Quando olham para o Sul do Mato Grosso, onde está a sede da companhia, os executivos do grupo Amaggi não enxergam apenas as oportunidades de sua estratégia de expansão dos negócios para outras regiões produtoras do Brasil, como mostrou o AgFeed no começo de maio.

Nos últimos meses, eles têm também prestado bastante atenção ao que acontece na Argentina. Mais especificamente, estão focados nas operações de um dos maiores grupos agroindustriais do país vizinho: a Los Grobo Agropecuaria.

Fundada pelo empresário Gustavo Grobocopatel e hoje controlada pelo fundo de investimentos Victoria Capital Partners (o fundador e sua esposa mantém 10% de participação), a Los Grobo já foi uma potência e chegou a disputar com a companhia da família Maggi o protagonismo na produção de grãos na América do Sul – inclusive no Brasil.

Hoje, a empresa argentina vive uma série crise financeira e, desde fevereiro, se encontra em um processo semelhante ao da recuperação judicial – ou seja, recorreu à proteção da justiça argentina para tentar evitar a execução de dívidas por seus credores.

E vê na antiga concorrente brasileira – através de sua subsidiária Amaggi Argentina S.A. – uma tábua de salvação na execução de um plano para levantar cerca de US$ 150 milhões e manter suas operações, enquanto ganha tempo para reorganizar seus negócios e até mesmo vender ativos.

Com dificuldades inclusive para negociar a aquisição de grãos de produtores locais para atender à demanda de suas indústrias e de clientes, a Los Grobo fechou recentemente dois acordos com a Amaggi – uma de suas principais credoras, com mais de US$ 5 milhões a receber –, em que a companhia brasileira atua como espécie de “fiadora” dessas compras.

O AgFeed teve acesso a documentos protocolados pelo grupo argentino no Tribunal Nacional de Comércio 13 – onde corre o processo de RJ do Los Grobo – em que a empresa detalha os termos e os objetivos desses acordos.

O primeiro deles, que funcionou como uma espécie de “piloto”, era restrito à compra de girassol. Com a ajuda desse recurso, a Los Grobo conseguiu adquirir cerca de 70 mil toneladas da commodity, o que permitiu a reativação de suas 16 unidades de processamento após meses de paralisação.

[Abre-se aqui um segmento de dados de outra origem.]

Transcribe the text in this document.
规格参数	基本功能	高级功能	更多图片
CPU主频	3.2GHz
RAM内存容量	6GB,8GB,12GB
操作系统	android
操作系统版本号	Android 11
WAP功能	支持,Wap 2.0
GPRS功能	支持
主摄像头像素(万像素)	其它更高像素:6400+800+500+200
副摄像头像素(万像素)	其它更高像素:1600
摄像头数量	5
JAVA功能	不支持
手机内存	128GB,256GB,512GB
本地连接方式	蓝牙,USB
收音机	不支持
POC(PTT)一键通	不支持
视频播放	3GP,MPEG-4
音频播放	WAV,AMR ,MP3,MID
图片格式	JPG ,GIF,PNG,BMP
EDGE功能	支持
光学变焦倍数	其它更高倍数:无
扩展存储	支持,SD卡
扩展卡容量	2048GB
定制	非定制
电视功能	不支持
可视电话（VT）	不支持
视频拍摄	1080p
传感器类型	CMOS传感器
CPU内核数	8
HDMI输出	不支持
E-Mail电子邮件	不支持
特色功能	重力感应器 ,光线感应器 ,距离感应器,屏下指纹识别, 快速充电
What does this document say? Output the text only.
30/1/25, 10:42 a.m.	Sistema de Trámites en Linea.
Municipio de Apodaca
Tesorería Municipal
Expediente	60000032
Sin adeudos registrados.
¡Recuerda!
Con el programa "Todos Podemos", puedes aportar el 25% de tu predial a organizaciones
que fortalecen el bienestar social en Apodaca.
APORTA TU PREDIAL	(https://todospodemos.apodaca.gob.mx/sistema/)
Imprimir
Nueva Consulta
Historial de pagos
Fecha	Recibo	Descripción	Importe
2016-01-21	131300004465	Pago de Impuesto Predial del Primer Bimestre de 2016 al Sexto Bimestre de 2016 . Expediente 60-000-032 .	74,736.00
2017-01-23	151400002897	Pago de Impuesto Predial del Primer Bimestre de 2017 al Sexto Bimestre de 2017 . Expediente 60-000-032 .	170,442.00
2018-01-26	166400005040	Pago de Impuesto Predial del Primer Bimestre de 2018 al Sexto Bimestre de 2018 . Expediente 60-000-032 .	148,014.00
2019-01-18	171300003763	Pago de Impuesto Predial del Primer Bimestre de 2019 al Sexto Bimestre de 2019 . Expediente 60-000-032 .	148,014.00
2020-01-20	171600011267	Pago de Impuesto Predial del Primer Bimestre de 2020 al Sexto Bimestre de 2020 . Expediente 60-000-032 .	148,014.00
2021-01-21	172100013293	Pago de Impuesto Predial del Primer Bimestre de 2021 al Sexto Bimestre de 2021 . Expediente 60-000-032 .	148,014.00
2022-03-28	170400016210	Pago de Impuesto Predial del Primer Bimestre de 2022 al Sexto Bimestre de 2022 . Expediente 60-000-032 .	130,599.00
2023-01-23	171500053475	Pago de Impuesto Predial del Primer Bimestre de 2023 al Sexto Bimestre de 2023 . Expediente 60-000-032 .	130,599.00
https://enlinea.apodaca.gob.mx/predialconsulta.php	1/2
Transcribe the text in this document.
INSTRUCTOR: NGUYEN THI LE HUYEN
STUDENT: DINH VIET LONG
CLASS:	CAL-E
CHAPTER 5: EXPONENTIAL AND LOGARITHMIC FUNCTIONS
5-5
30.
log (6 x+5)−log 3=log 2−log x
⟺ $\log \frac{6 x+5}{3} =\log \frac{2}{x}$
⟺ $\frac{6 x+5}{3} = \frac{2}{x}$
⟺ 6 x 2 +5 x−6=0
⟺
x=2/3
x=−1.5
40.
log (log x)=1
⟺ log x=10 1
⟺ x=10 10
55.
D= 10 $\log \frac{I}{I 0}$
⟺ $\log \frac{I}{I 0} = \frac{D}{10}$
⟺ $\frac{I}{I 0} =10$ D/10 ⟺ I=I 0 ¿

É menos da metade da capacidade total das plantas, que chega a 150 mil toneladas por safra, mas permitiu à empresa gerar US$ 25 milhões em receita.

O modelo de compra se iniciava com uma oferta da Los Grobo Agropecuaria pelo grão. Caso o produtor aceitasse, poderia ter a garantia de pagamento direto da Amaggi, através da emissão uma caução. A remuneração, nesse caso, para o grupo brasileiro foi de US$ 5 dólares por tonelada.

O sucesso do piloto levou os dois grupos a negociarem um novo acordo, ampliando o modelo para a aquisição de soja e milho na atual safra, com uma expectativa de transacionar entre 500 mil e 700 mil toneladas, com valores estimados entre US$ 120 milhões a US$ 150 milhões.

A negociação entre os grupos, entretanto, agora traz um novo modelo. O novo contrato estabelece que a Amaggi analisará os contratos de compra dos grãos enviados pela Los Grobo e decidirá, “caso a caso, a seu exclusivo critério e conveniência”, se concederá a garantia.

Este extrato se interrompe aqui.